A simple vector database written in python. Stores and sorts embeddings with good enough performance.

Primary LanguagePython

SimpleVD

A simple vector database written in python. Stores and sorts embeddings with good enough performance.

Usage

from main import Tree, Point

db = Tree("main.db", (2,))
p = Point([0, 0])

db.add_point(p)

for result in db.find_points(p):
  print(result.position)

Results

10000 elements
Average write: 38.83 points/second
Average query (closest point): 4.0 ms
Average query (closest 100 points): 34.1 ms

The reason that the write speed is so slow is that each node only stores it's own position. This means that the database makes max_leafs extra reads than it has to when adding a point.
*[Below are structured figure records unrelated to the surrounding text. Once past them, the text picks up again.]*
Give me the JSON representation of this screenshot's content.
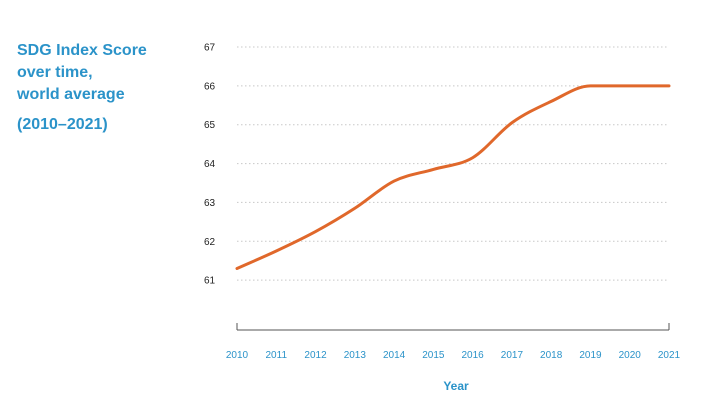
{
  "chart_data": {
    "type": "line",
    "title_lines": [
      "SDG Index Score",
      "over time,",
      "world average"
    ],
    "subtitle": "(2010–2021)",
    "xlabel": "Year",
    "ylabel": "",
    "x": [
      2010,
      2011,
      2012,
      2013,
      2014,
      2015,
      2016,
      2017,
      2018,
      2019,
      2020,
      2021
    ],
    "x_tick_labels": [
      "2010",
      "2011",
      "2012",
      "2013",
      "2014",
      "2015",
      "2016",
      "2017",
      "2018",
      "2019",
      "2020",
      "2021"
    ],
    "y_tick_labels": [
      "67",
      "66",
      "65",
      "64",
      "63",
      "62",
      "61"
    ],
    "y_ticks": [
      67,
      66,
      65,
      64,
      63,
      62,
      61
    ],
    "ylim": [
      60,
      67
    ],
    "xlim": [
      2010,
      2021
    ],
    "grid": "horizontal-dotted",
    "legend": "none",
    "series": [
      {
        "color": "#e0682b",
        "values": [
          61.3,
          61.75,
          62.25,
          62.85,
          63.55,
          63.85,
          64.15,
          65.05,
          65.6,
          66.0,
          66.0,
          66.0
        ]
      }
    ]
  }
}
I've already implemented the solution, but for simplicity (and reducing database size) I have just left it as is.

Main Drawback

The only issue currently is that the default find_points method priorities the distances to node centers, rather than the points themselves. This means the returned points may not the be in the most optimal order, but rather just close enough.

eg:

Distances to query:
0.07842338060721434
0.06781609476418735
0.08850322869897881
0.11149906561095708
0.09001303738645108
0.10698424320139041
0.10763399773217425
0.10860402282732019
0.11588568022790191
0.10207879429688035

The fix is to read in a bunch of other points, sort them all, then use the sorted list as the result. But then again, it's still "good enough" for most applications.

Conclusion

This is an experimental project to learn about vector databases. It works, has some improvements that can be made, but overall was just a learning experience.